Technology companies rely on innovative ideas to keep a competitive edge in the market place. The ability to generate intellectual property, for many companies, has a direct effect on their long term profitability. Computer simulation analysis has proven to be an ideal tool to investigate the feasibility of new ideas and concepts. Simulation analysis can give a good idea about the possibilities of a new concept, without the time and cost involved with building and testing prototypes. Knowing from the analysis what the product can do and how it is going to function is often sufficient to apply for a patent.
In 1995 a study was conducted to conceptualize a device that could mitigate lower extremity injuries. Although lower extremity injuries are not life threatening, they are often very debilitating and require long periods of rehabilitation. It is believed that bracing the legs against the toe board, during a vehicle crash, is a major contributor to the injury mechanisms. Another contributor to the lower extremity injuries is leg interaction with the instrument panel.

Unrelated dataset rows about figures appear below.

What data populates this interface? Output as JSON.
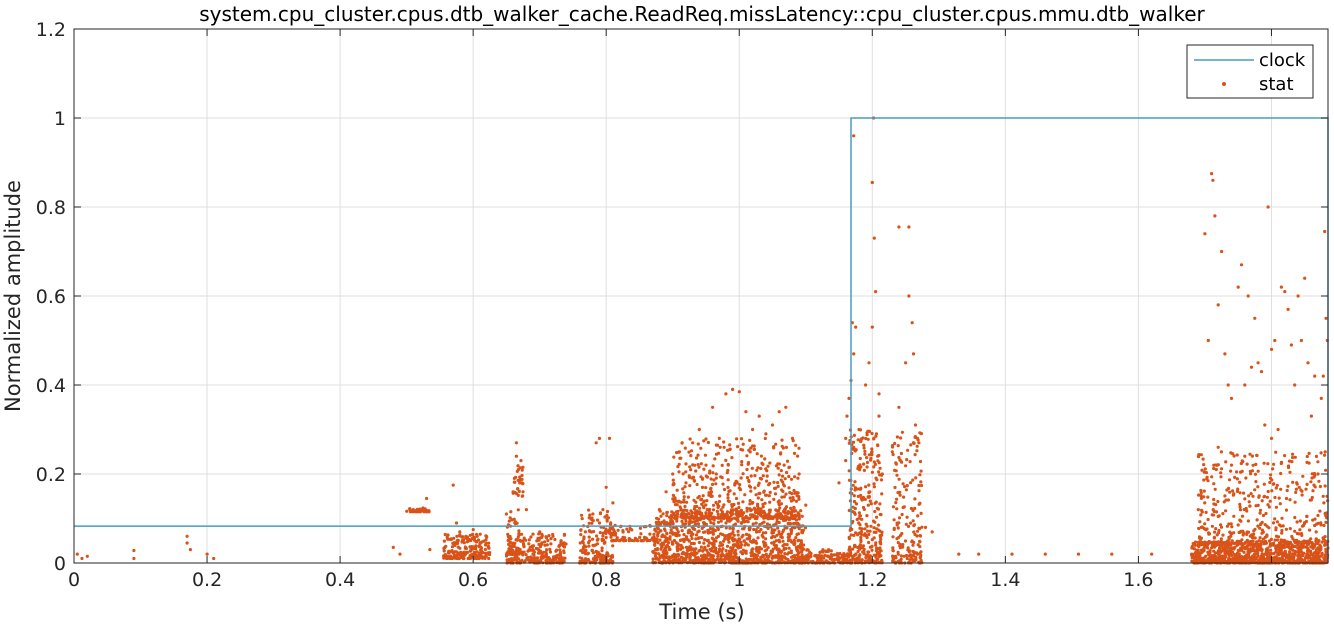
{
  "chart_data": {
    "type": "scatter",
    "title": "system.cpu_cluster.cpus.dtb_walker_cache.ReadReq.missLatency::cpu_cluster.cpus.mmu.dtb_walker",
    "xlabel": "Time (s)",
    "ylabel": "Normalized amplitude",
    "xlim": [
      0,
      1.885
    ],
    "ylim": [
      0,
      1.2
    ],
    "xticks": [
      0,
      0.2,
      0.4,
      0.6,
      0.8,
      1,
      1.2,
      1.4,
      1.6,
      1.8
    ],
    "xtick_labels": [
      "0",
      "0.2",
      "0.4",
      "0.6",
      "0.8",
      "1",
      "1.2",
      "1.4",
      "1.6",
      "1.8"
    ],
    "yticks": [
      0,
      0.2,
      0.4,
      0.6,
      0.8,
      1,
      1.2
    ],
    "ytick_labels": [
      "0",
      "0.2",
      "0.4",
      "0.6",
      "0.8",
      "1",
      "1.2"
    ],
    "grid": true,
    "legend_position": "top-right",
    "colors": {
      "clock": "#4a9cc1",
      "stat": "#d95319"
    },
    "series": [
      {
        "name": "clock",
        "type": "step-line",
        "x": [
          0,
          1.168,
          1.168,
          1.885,
          1.885
        ],
        "y": [
          0.083,
          0.083,
          1.0,
          1.0,
          0
        ]
      },
      {
        "name": "stat",
        "type": "scatter",
        "points": [
          [
            0.005,
            0.02
          ],
          [
            0.012,
            0.01
          ],
          [
            0.02,
            0.015
          ],
          [
            0.09,
            0.028
          ],
          [
            0.09,
            0.01
          ],
          [
            0.17,
            0.06
          ],
          [
            0.17,
            0.045
          ],
          [
            0.175,
            0.03
          ],
          [
            0.2,
            0.02
          ],
          [
            0.21,
            0.01
          ],
          [
            0.48,
            0.035
          ],
          [
            0.49,
            0.02
          ],
          [
            0.505,
            0.12
          ],
          [
            0.51,
            0.12
          ],
          [
            0.515,
            0.118
          ],
          [
            0.52,
            0.12
          ],
          [
            0.525,
            0.12
          ],
          [
            0.53,
            0.145
          ],
          [
            0.53,
            0.118
          ],
          [
            0.535,
            0.03
          ],
          [
            0.57,
            0.175
          ],
          [
            0.575,
            0.09
          ],
          [
            0.58,
            0.07
          ],
          [
            0.6,
            0.075
          ],
          [
            0.62,
            0.06
          ],
          [
            0.65,
            0.11
          ],
          [
            0.655,
            0.02
          ],
          [
            0.66,
            0.16
          ],
          [
            0.662,
            0.19
          ],
          [
            0.665,
            0.24
          ],
          [
            0.665,
            0.27
          ],
          [
            0.668,
            0.21
          ],
          [
            0.67,
            0.18
          ],
          [
            0.672,
            0.23
          ],
          [
            0.675,
            0.16
          ],
          [
            0.68,
            0.12
          ],
          [
            0.69,
            0.065
          ],
          [
            0.7,
            0.07
          ],
          [
            0.72,
            0.06
          ],
          [
            0.73,
            0.04
          ],
          [
            0.78,
            0.11
          ],
          [
            0.785,
            0.27
          ],
          [
            0.79,
            0.28
          ],
          [
            0.795,
            0.12
          ],
          [
            0.8,
            0.17
          ],
          [
            0.805,
            0.28
          ],
          [
            0.81,
            0.135
          ],
          [
            0.79,
            0.09
          ],
          [
            0.775,
            0.05
          ],
          [
            0.81,
            0.05
          ],
          [
            0.88,
            0.12
          ],
          [
            0.89,
            0.16
          ],
          [
            0.9,
            0.2
          ],
          [
            0.91,
            0.25
          ],
          [
            0.92,
            0.18
          ],
          [
            0.93,
            0.27
          ],
          [
            0.94,
            0.3
          ],
          [
            0.95,
            0.22
          ],
          [
            0.96,
            0.35
          ],
          [
            0.97,
            0.28
          ],
          [
            0.98,
            0.38
          ],
          [
            0.99,
            0.39
          ],
          [
            1.0,
            0.385
          ],
          [
            1.01,
            0.34
          ],
          [
            1.02,
            0.3
          ],
          [
            1.03,
            0.33
          ],
          [
            1.04,
            0.29
          ],
          [
            1.05,
            0.31
          ],
          [
            1.06,
            0.34
          ],
          [
            1.07,
            0.35
          ],
          [
            1.08,
            0.28
          ],
          [
            1.09,
            0.2
          ],
          [
            1.1,
            0.13
          ],
          [
            1.15,
            0.18
          ],
          [
            1.16,
            0.23
          ],
          [
            1.16,
            0.28
          ],
          [
            1.162,
            0.33
          ],
          [
            1.165,
            0.37
          ],
          [
            1.168,
            0.41
          ],
          [
            1.17,
            0.54
          ],
          [
            1.172,
            0.47
          ],
          [
            1.175,
            0.53
          ],
          [
            1.172,
            0.96
          ],
          [
            1.18,
            0.3
          ],
          [
            1.19,
            0.4
          ],
          [
            1.195,
            0.45
          ],
          [
            1.2,
            0.53
          ],
          [
            1.2,
            0.855
          ],
          [
            1.202,
            1.0
          ],
          [
            1.203,
            0.73
          ],
          [
            1.205,
            0.61
          ],
          [
            1.21,
            0.33
          ],
          [
            1.21,
            0.38
          ],
          [
            1.215,
            0.2
          ],
          [
            1.24,
            0.755
          ],
          [
            1.255,
            0.755
          ],
          [
            1.255,
            0.6
          ],
          [
            1.26,
            0.54
          ],
          [
            1.262,
            0.47
          ],
          [
            1.265,
            0.31
          ],
          [
            1.268,
            0.28
          ],
          [
            1.27,
            0.27
          ],
          [
            1.25,
            0.45
          ],
          [
            1.24,
            0.35
          ],
          [
            1.23,
            0.25
          ],
          [
            1.28,
            0.08
          ],
          [
            1.29,
            0.07
          ],
          [
            1.33,
            0.02
          ],
          [
            1.36,
            0.02
          ],
          [
            1.41,
            0.02
          ],
          [
            1.46,
            0.02
          ],
          [
            1.51,
            0.02
          ],
          [
            1.56,
            0.02
          ],
          [
            1.62,
            0.02
          ],
          [
            1.68,
            0.02
          ],
          [
            1.69,
            0.12
          ],
          [
            1.7,
            0.74
          ],
          [
            1.705,
            0.5
          ],
          [
            1.71,
            0.875
          ],
          [
            1.712,
            0.86
          ],
          [
            1.715,
            0.78
          ],
          [
            1.72,
            0.58
          ],
          [
            1.725,
            0.7
          ],
          [
            1.73,
            0.47
          ],
          [
            1.735,
            0.4
          ],
          [
            1.74,
            0.37
          ],
          [
            1.75,
            0.62
          ],
          [
            1.755,
            0.67
          ],
          [
            1.76,
            0.4
          ],
          [
            1.765,
            0.6
          ],
          [
            1.77,
            0.44
          ],
          [
            1.775,
            0.55
          ],
          [
            1.78,
            0.45
          ],
          [
            1.785,
            0.43
          ],
          [
            1.79,
            0.31
          ],
          [
            1.795,
            0.8
          ],
          [
            1.8,
            0.48
          ],
          [
            1.805,
            0.5
          ],
          [
            1.81,
            0.3
          ],
          [
            1.815,
            0.62
          ],
          [
            1.82,
            0.61
          ],
          [
            1.825,
            0.57
          ],
          [
            1.83,
            0.49
          ],
          [
            1.835,
            0.4
          ],
          [
            1.84,
            0.6
          ],
          [
            1.845,
            0.5
          ],
          [
            1.85,
            0.64
          ],
          [
            1.855,
            0.45
          ],
          [
            1.86,
            0.33
          ],
          [
            1.865,
            0.42
          ],
          [
            1.87,
            0.2
          ],
          [
            1.875,
            0.37
          ],
          [
            1.878,
            0.42
          ],
          [
            1.88,
            0.745
          ],
          [
            1.882,
            0.55
          ],
          [
            1.884,
            0.5
          ],
          [
            1.72,
            0.26
          ],
          [
            1.74,
            0.22
          ],
          [
            1.76,
            0.24
          ],
          [
            1.8,
            0.28
          ]
        ],
        "clusters": [
          {
            "x": [
              0.555,
              0.625
            ],
            "y": [
              0.01,
              0.065
            ],
            "count": 220
          },
          {
            "x": [
              0.5,
              0.535
            ],
            "y": [
              0.115,
              0.125
            ],
            "count": 30
          },
          {
            "x": [
              0.65,
              0.67
            ],
            "y": [
              0.02,
              0.12
            ],
            "count": 40
          },
          {
            "x": [
              0.66,
              0.675
            ],
            "y": [
              0.15,
              0.22
            ],
            "count": 25
          },
          {
            "x": [
              0.65,
              0.74
            ],
            "y": [
              0.0,
              0.07
            ],
            "count": 260
          },
          {
            "x": [
              0.76,
              0.81
            ],
            "y": [
              0.0,
              0.12
            ],
            "count": 180
          },
          {
            "x": [
              0.8,
              0.88
            ],
            "y": [
              0.05,
              0.085
            ],
            "count": 80
          },
          {
            "x": [
              0.87,
              1.1
            ],
            "y": [
              0.0,
              0.12
            ],
            "count": 1100
          },
          {
            "x": [
              0.9,
              1.09
            ],
            "y": [
              0.1,
              0.28
            ],
            "count": 500
          },
          {
            "x": [
              1.1,
              1.165
            ],
            "y": [
              0.0,
              0.03
            ],
            "count": 120
          },
          {
            "x": [
              1.165,
              1.215
            ],
            "y": [
              0.0,
              0.3
            ],
            "count": 320
          },
          {
            "x": [
              1.23,
              1.275
            ],
            "y": [
              0.0,
              0.3
            ],
            "count": 180
          },
          {
            "x": [
              1.68,
              1.885
            ],
            "y": [
              0.0,
              0.05
            ],
            "count": 900
          },
          {
            "x": [
              1.69,
              1.885
            ],
            "y": [
              0.04,
              0.25
            ],
            "count": 450
          }
        ]
      }
    ]
  }
}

The Seat Cushion Restraint System (SCRS) comprises an activated seat design that acts to eliminate the interaction between the lower extremities and the vehicle interior. It also reduces the interaction between the legs and the instrument panel by limiting the forward travel of the lower torso. It achieves this by inflating an airbag device in the front part of the seat cushion, during the early stages of a vehicle crash. This lifts the legs off the toe board, effectively eliminating the bracing force. It further restrains the lower torso as effective as a lap belt which reduces the interaction of the knees with the instrument panel.
Computer simulations helped to determine design parameters such as timing, raise height and loads. During the analysis phase the initial design concept underwent several changes that were vital to it working the way that was intended. The occupant simulation analysis showed a potential reduction of the lower extremity injury measures by as much as 80% for unbelted occupants. The work is fully described in SAE paper 960503. A world-wide patent application for the device was filed by Breed Technologies, Inc. in 1995 and a US patent was issued in 1997 under number 5,695,242.
This image shows the SCRS (on the right) in comparison to a conventional restraint system (on the left). The SCRS effectively lifts the feet off the toe board and limits the forward travel of the lower torso, reducing the interaction of the knees with the instrument panel.
The OSS was successfully implemented in the Jaguar XK8 of Model Year 2001 and has since found its way into several other platforms.